La dense Emprise de Marc Dugain

Un côté wagnérien me prend à la lecture de l’Emprise de Marc Dugain. Oui cette plongée dans les entrailles du système politique à la fois attire et révulse. Une densité des propos qui force parfois à  lever les yeux, à avaler toutes ces réflexions truffant le récit. C’est une sorte de visite guidée.  Ce n’est pas un roman qui se lit d’une seule traite. C’est un roman qui se lit; puis on le pose pour réfléchir puis on le reprend. Il faut digérer toutes ces idées , ces observations.

« On ne demande plus à un homme politique de penser le monde. Moi, je suis là pour gagner… »

Cynisme est le maître-mot. Deux candidats s’affrontent à une primaire. Launay et Lubiak, les liens entre politique et renseignements et voilà de quoi pimenter les campagnes. 2203459445_67e866a4db_n

On peut se dire ils sont courageux ces gens de s’engager en politique avec tous les tracas que ça entraînent; les mauvais coup, la méfiance, une vie privée sacrifiée.

D’un autre côté, on se demande sont-ils obligés de devenir ces sortes de machines à communication qui perdent sensibilité. On parle des gens et du monde comme si on commenterait  un match de foot sur un divan.

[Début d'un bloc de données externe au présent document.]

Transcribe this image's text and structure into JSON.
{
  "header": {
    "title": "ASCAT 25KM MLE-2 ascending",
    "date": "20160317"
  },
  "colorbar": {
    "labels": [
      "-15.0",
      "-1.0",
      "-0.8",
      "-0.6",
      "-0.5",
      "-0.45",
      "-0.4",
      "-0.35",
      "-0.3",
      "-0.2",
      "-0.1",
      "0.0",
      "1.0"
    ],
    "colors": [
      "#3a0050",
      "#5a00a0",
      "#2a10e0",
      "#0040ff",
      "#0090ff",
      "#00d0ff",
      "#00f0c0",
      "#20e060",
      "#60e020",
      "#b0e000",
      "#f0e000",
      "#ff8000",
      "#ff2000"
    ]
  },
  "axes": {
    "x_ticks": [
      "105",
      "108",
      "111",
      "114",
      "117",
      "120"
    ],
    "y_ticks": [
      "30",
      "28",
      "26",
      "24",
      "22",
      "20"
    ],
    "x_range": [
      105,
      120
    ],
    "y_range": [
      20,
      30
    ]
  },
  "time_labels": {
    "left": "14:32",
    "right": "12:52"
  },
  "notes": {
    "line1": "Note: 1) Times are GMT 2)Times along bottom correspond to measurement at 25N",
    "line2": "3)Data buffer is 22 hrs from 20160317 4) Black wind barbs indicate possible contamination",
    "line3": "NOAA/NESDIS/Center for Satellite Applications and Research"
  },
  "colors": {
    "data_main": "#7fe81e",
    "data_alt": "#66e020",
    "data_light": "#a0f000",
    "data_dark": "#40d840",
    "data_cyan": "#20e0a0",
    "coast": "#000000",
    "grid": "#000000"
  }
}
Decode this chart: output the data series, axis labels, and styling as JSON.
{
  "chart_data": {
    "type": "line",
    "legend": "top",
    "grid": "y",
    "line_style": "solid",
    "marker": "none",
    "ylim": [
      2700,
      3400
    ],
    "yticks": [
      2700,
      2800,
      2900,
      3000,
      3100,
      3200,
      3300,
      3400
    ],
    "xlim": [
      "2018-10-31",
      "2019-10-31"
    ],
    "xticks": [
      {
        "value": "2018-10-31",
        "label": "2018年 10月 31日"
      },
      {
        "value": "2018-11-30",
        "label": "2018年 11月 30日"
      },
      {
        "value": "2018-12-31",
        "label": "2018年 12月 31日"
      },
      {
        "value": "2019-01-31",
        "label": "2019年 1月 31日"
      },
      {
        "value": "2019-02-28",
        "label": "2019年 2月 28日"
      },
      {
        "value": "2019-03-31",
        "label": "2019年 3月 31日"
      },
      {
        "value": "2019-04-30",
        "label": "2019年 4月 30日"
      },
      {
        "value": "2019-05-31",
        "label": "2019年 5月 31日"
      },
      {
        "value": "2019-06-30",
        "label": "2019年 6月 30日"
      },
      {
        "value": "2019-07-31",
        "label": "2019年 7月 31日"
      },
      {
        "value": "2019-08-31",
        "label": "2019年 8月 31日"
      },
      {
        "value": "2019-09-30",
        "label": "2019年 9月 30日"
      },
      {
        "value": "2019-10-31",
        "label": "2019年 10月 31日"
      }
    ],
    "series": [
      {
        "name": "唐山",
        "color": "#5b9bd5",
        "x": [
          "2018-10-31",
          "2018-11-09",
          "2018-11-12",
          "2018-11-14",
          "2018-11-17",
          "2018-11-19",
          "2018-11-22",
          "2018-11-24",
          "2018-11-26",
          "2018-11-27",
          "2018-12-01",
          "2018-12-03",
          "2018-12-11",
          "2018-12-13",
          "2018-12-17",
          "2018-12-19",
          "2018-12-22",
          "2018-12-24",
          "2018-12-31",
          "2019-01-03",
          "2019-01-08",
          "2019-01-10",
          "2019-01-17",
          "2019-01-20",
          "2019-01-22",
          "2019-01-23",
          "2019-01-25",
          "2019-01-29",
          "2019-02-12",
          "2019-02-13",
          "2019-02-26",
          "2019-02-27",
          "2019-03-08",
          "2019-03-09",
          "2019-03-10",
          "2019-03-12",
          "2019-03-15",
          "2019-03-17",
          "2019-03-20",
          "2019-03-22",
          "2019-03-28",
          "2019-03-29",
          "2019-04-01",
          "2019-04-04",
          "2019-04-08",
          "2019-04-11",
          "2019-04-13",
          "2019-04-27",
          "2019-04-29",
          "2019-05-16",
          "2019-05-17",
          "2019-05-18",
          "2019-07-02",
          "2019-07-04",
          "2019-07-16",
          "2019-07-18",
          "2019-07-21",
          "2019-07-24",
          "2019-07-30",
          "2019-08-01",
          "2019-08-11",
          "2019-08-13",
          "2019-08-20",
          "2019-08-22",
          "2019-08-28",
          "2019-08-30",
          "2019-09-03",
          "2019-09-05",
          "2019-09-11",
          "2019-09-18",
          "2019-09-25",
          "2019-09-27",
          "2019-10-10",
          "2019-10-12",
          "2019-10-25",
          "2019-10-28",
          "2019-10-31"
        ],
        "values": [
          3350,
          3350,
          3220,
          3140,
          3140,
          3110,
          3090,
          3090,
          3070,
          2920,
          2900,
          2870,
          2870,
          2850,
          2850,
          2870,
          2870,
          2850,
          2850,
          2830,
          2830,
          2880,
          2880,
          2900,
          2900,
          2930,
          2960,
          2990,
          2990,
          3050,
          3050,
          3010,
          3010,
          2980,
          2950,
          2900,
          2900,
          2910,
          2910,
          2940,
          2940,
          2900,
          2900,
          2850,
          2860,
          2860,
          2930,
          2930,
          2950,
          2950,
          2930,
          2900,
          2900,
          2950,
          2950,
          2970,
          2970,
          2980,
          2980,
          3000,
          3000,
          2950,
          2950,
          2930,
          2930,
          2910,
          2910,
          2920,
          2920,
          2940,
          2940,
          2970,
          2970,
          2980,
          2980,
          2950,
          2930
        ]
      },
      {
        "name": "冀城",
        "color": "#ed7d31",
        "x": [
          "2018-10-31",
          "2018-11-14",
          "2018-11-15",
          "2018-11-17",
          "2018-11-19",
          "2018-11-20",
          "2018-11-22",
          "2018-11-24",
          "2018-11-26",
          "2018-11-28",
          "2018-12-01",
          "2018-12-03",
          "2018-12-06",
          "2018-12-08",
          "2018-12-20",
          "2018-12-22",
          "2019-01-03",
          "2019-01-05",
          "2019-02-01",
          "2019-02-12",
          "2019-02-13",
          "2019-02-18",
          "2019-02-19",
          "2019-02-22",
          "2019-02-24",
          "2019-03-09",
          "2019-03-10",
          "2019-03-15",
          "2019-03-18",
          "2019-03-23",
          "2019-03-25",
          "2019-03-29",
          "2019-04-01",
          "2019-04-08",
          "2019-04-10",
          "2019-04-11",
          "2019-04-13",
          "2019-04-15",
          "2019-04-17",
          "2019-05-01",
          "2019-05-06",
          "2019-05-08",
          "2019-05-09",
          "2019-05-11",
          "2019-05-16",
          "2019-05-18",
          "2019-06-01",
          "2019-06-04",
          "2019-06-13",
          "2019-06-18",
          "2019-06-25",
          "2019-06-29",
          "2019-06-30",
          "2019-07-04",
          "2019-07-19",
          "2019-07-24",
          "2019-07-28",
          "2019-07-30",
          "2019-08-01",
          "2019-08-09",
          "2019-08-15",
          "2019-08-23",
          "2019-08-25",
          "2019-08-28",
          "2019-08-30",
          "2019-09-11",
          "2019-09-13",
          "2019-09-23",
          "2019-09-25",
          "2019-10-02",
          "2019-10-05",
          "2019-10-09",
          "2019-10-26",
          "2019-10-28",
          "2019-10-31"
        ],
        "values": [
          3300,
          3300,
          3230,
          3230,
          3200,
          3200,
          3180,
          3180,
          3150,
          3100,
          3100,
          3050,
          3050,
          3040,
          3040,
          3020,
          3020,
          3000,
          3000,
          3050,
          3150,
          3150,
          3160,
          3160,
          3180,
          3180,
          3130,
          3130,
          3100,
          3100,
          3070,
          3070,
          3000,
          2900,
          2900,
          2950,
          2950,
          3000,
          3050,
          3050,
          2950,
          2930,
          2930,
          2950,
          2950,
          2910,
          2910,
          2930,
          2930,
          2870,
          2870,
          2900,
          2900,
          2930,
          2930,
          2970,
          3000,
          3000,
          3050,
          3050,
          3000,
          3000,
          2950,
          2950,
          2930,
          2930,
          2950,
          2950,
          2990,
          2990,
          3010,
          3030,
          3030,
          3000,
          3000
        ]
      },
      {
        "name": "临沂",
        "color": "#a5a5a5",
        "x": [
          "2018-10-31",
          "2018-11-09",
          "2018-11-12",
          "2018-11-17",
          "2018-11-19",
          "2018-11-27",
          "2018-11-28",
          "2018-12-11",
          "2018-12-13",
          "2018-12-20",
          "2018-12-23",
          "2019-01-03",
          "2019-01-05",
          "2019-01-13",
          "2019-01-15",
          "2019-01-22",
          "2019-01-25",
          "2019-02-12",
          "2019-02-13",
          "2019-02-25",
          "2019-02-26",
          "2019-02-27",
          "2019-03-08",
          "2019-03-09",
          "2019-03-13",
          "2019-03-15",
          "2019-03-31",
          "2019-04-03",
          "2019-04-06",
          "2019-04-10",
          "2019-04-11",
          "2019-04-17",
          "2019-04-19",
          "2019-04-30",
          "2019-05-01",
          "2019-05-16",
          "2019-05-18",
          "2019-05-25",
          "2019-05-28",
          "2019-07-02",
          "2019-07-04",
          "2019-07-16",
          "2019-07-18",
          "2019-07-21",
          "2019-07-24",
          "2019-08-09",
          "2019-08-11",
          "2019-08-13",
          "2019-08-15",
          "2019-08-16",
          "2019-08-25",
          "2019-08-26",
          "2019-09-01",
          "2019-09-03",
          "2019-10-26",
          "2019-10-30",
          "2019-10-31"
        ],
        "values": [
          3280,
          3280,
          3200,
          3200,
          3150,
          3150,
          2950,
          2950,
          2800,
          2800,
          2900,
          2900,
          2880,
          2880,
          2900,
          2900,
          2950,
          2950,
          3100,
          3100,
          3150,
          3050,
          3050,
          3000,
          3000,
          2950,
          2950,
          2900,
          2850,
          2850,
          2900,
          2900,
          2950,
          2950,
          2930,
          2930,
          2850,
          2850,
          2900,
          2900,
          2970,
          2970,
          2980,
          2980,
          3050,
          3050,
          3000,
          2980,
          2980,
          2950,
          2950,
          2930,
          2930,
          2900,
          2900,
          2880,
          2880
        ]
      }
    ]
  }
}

Il définissait la mondialisation comme une perte de contrôle des gens sur leur propre vie en contrepartie de l’opportunité de consommer moins cher. La mondialisation était selon lui peu ou proue la continuation du modèle colonial. Les nations développées continuaient à se procurer des matières premières et de la main-d’œuvre à bas prix.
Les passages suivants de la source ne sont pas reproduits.